For the rest of these higher-frequency items, if we added shortcut buttons, would this benefit the user, or merely clutter up the space? Would more users know about these options if we added a shortcut button? Unfortunately, there is no way to determine the answers to these questions with the current set of data we have amassed. We would need to do some A/B testing or interviewing to see what the impact of such buttons would be. If only a small percentage of users (>2%) would use such desktop buttons with a consistently high frequency (maybe more than once a day, for example), a good route would be to develop an addon to add these buttons to the main browser window. If such an addon is successful, it would indicate that this is a feature that could be integrated into Firefox.
Rethinking the Help Menu
Looking at specific menus suggests other simplifications. Of people using the help menu, most only click on the generic “Firefox Help” item. Are users so satisfied with “Firefox Help” that they don’t need to click on these other menu items? Or do they only go to the “Help” menu when they need exactly that – help – and not expect to find categories such as “Submit Feedback” there? If users are getting help through external sources that are inferior to what the Firefox help system can offer, then the UI needs to be clarified to encourage users to use this system. Promoting “Reset Profile” into this menu might also improve access to that feature.

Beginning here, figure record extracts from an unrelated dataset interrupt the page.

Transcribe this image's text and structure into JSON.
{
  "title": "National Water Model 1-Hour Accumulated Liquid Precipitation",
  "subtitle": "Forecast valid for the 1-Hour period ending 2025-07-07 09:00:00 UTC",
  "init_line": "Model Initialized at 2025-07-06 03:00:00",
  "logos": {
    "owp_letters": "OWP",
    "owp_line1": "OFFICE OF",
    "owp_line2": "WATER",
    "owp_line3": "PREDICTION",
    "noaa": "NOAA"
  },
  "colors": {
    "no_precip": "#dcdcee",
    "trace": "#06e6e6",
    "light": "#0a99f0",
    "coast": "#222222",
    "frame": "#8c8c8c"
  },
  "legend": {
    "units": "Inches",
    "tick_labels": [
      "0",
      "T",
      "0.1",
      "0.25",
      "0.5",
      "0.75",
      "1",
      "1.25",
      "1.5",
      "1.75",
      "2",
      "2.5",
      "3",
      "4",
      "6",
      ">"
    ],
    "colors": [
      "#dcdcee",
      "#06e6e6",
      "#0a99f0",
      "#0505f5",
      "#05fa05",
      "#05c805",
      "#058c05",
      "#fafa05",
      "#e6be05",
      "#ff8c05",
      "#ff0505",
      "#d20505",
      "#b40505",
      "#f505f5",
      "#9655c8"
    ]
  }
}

Usage Patterns are Stable From 2010
It’s also interesting to compare the results from this heatmap to the study that was done in 2010. The percentage of users that used the searchbar at all dropped from 61% to 47.5%, and the Select Search Engine Menu went from 32% to 22%. This might reflect changes in how people search on the web in general. Are users more likely to search by typing into the urlbar than the searchbar now? Do they follow links more often than they do searches? Not much has changed in the Firefox interface in the last two years to discourage searching in the searchbar, so a change in user behavior remains the most likely explanation for this shift. However, the previous study was done with a different demographic – Test Pilot users of two years ago – so it’s possible that this accounts for some of the discrepancy. It is still worth considering a Test Pilot study where we track not just usage of the urlbar, but how often searches are performed as opposed to urls entered. A high volume of searches would indicate that we could move away from having a search bar at all.
With preliminary research like a heatmap, sometimes more questions are raised than answered. But the questions that we get that come directly from user data are the ones that, when answered, can give us some of the most valuable insights about Mozilla products. To recap, the following are some of the takeaways that we can get from the heatmap and some of the actions we should now pursue.
- See how often users are performing searches with the searchbar as opposed to the urlbar, and how this has changed over time.
- Figure out why users are using menus instead of toolbar buttons. See if we can characterize this group.
- De-emphasize Panorama to an addon, unless a usability study can be done that demonstrates enthusiasm for it once users know of its existence.
- Discover why users aren’t using the help menu and figure out how to get users help when they need it.
- Examine user Bookmark feature entry points and evaluate plans for unifying them.
- Determine why search engine dropdown menu is clicked and then think about its position near the search bar and/or the search options that are enabled.